The California Academy of Sciences Archives and Digital Collections are pleased to announce that the Rollo H. Beck field notes from the 1905-06 Galapagos expedition are now accessible online at the Biodiversity Heritage Library. The Beck field notes are the first test submission to the Connecting Content field note scanning project. Their successful inclusion into BHL marks many months of planning, efforts, and collaboration between the Academy staff and our amazing partner institutions.

The Connecting Content project, funded by a 3-year IMLS National Leadership Grant, involves digitizing field notebooks and natural history collections and linking the content together with library and archives magic. And by magic, I mean hours and hours of very hard work. This is the first step in an effort to create linked digital item level access to archival resources, published literature, and biological data at the level of taxonomic name. This project has come together through the combined efforts of multiple institutions and with rigorous planning about how best to create and disseminate content that is discoverable, enduring, and openly accessible.

Rollo H. Beck was the leader of the expedition to the Galapagos, so his notes provide a more general overview than the specimen collecting notes of the other members of the team. The field notes are quite fragile, so much care was needed to were scan each page on a flatbed scanner. Highlights for the scanners included finding the page that describes the first news of the 1906 earthquake that destroyed much of San Francisco and nearly all of the Academy of Science's collections.
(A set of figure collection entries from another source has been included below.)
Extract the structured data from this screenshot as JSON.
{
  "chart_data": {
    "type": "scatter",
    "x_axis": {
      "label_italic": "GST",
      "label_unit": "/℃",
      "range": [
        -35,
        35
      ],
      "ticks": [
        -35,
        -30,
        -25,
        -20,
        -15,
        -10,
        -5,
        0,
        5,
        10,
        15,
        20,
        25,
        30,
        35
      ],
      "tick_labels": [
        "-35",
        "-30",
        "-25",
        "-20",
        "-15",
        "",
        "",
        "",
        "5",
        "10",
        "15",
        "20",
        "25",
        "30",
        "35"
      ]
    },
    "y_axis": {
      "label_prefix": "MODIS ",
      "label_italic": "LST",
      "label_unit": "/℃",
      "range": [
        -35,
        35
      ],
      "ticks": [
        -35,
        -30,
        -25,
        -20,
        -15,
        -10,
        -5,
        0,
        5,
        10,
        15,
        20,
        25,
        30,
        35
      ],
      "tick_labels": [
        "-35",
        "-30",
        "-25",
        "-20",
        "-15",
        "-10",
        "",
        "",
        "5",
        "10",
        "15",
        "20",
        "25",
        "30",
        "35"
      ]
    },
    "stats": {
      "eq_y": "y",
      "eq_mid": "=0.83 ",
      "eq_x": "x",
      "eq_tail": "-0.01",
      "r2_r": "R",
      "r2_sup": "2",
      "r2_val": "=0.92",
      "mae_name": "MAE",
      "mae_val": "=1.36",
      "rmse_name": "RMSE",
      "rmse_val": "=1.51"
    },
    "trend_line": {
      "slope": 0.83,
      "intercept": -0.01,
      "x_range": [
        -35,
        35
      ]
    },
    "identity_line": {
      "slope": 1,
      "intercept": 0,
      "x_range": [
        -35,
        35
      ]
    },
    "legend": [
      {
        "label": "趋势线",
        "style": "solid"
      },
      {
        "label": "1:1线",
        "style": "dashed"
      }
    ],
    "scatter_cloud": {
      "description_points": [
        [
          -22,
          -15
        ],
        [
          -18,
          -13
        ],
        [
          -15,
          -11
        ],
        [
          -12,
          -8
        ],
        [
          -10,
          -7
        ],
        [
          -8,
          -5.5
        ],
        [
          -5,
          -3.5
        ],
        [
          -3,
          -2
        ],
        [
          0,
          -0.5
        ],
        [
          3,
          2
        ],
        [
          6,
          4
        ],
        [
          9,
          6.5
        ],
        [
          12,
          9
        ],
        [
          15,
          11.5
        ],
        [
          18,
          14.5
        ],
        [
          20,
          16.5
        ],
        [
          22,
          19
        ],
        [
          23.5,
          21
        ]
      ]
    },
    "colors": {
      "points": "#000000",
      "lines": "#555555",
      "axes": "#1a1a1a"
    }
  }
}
The specimens that the expedition brought back from the Galapagos formed the core of the new Academy.

After digitization, we had to package the materials for ingest into BHL by creating a MARC (MAchine- Readable Cataloguing) record for each item. (We’d like to recognize and send a HUGE thank-you to the amazing and incredibly bright cataloguers who have toiled over this effort!) This record combined with a spreadsheet containing page level metadata and the digital files of the scans are then submitted to BHL for ingest.
We are now in the process of preparing several other field notes and digitized specimens for our pilot scanning project and have invited our partner institutions to begin the process of uploading their field notes to the Biodiversity Heritage Library. After the materials are scanned, input into our database, and cataloged, page level metadata will be enhanced by adding tags that will include personal names, names, dates, localities, and other contextual information, and exported to BHL where the data can link to published material, and eventually to specimen data via the Encyclopedia of Life (EOL). We hope you enjoy our first submission and keep checking back often for news and progress!